First, the stated purpose and cause of the rules, regulations and penalties to be imposed is not the same as the actual purpose and cause. (For instance, the board’s stated purpose is to reduce and monitor pollution of waterways; however, some would argue that the real goal of new regulations is to raise millions of dollars.)
Second, this board (and other similar boards) creates the law (regulations everyone must follow and fees everyone must pay), interprets the law, enforces the law and decides punishment, through administrative order. This is contrary to the way our government was designed to operate.
In fact, only the legislature can create law. Only the judiciary can interpret the law.
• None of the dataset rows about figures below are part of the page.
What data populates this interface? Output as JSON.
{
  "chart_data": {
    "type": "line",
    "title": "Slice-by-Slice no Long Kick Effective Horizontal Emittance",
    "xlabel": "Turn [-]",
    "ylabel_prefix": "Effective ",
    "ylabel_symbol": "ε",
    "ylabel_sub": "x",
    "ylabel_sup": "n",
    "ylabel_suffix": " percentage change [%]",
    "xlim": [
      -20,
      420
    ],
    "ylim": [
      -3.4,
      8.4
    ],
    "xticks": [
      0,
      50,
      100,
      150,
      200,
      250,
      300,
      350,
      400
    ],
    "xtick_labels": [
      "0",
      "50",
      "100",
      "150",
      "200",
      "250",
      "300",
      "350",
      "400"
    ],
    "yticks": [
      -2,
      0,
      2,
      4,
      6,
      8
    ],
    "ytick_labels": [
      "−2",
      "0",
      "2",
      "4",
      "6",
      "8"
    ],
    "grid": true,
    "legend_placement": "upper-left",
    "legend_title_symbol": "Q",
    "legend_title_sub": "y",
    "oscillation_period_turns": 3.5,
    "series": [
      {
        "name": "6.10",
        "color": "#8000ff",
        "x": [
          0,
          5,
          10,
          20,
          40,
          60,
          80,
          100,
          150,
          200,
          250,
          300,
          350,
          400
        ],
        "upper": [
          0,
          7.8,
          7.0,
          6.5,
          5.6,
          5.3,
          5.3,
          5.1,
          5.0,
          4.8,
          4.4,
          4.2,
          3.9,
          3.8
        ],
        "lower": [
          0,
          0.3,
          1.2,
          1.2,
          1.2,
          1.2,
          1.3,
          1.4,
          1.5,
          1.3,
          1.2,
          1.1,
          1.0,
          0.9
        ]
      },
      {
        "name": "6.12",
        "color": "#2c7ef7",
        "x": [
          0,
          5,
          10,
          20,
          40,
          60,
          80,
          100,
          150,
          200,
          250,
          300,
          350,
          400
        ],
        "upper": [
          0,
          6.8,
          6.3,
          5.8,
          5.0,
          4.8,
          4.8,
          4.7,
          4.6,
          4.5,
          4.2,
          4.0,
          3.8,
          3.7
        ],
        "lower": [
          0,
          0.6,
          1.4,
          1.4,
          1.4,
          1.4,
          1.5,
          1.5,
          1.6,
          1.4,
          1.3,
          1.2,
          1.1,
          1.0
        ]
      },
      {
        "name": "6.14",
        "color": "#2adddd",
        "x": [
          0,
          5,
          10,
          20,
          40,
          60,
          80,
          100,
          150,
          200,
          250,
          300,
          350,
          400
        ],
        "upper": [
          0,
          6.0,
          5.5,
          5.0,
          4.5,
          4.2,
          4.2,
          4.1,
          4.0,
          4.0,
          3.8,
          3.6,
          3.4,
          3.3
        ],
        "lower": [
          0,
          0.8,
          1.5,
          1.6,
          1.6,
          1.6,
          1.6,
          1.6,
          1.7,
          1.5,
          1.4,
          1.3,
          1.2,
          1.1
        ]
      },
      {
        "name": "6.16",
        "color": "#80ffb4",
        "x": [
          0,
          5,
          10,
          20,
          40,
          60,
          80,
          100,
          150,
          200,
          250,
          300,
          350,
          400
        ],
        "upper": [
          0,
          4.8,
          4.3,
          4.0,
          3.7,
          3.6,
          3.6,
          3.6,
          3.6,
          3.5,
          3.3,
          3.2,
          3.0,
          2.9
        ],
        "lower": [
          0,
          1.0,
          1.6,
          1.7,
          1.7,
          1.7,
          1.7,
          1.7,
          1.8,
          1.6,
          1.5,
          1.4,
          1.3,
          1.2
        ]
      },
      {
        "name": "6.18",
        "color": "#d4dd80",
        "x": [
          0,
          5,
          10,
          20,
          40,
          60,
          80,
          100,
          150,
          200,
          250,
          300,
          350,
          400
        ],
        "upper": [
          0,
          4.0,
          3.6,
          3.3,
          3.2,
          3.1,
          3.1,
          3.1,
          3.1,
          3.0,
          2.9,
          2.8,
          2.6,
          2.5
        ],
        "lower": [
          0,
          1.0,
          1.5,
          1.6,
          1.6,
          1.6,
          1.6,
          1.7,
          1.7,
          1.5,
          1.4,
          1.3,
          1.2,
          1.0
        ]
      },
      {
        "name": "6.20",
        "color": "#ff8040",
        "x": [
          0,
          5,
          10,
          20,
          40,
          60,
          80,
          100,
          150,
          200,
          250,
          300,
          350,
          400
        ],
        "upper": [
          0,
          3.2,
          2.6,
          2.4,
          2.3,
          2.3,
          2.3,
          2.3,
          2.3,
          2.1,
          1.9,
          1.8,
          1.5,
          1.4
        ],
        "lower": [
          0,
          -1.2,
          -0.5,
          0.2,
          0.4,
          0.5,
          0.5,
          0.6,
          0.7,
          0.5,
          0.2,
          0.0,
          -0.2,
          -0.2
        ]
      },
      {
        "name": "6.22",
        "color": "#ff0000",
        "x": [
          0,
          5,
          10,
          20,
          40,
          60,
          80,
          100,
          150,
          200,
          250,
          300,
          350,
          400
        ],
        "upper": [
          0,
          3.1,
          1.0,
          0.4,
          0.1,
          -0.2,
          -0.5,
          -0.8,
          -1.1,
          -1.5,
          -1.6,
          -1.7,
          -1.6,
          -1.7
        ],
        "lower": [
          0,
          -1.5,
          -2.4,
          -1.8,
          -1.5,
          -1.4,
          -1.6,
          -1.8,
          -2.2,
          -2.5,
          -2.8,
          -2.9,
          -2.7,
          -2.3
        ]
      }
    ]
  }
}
Only the police authorities can enforce the law. These powers, collectively, may not be delegated to unelected boards.
The board’s actions violate the separation of powers doctrine, due process and equal protection. They amount to a taking of the authority of duly elected representatives, and they abridge the privilege and immunities of the citizens of California.
A system of selective rules and regulations has been established that, in fact, violates portions of the U.S. Constitution.
The solution? The State Water Resources Control Board — and all like boards and commissions — must be dissolved, and all its decisions voided. If that is not currently possible, all such mandates (by the Water Resources Control Board, and other similar unelected boards) should be ignored by all California cities and counties.
“This year we are going to try to do government better,” Newport Beach Mayor Keith Curry has said. My suggestion: Have the city attorney send a letter to these various boards, just say “No, thanks” to their edicts and let the battle for these boards’ survival begin.
That would be doing government better.
It is better to die fighting than to live under “the pagan religion of environmentalism.”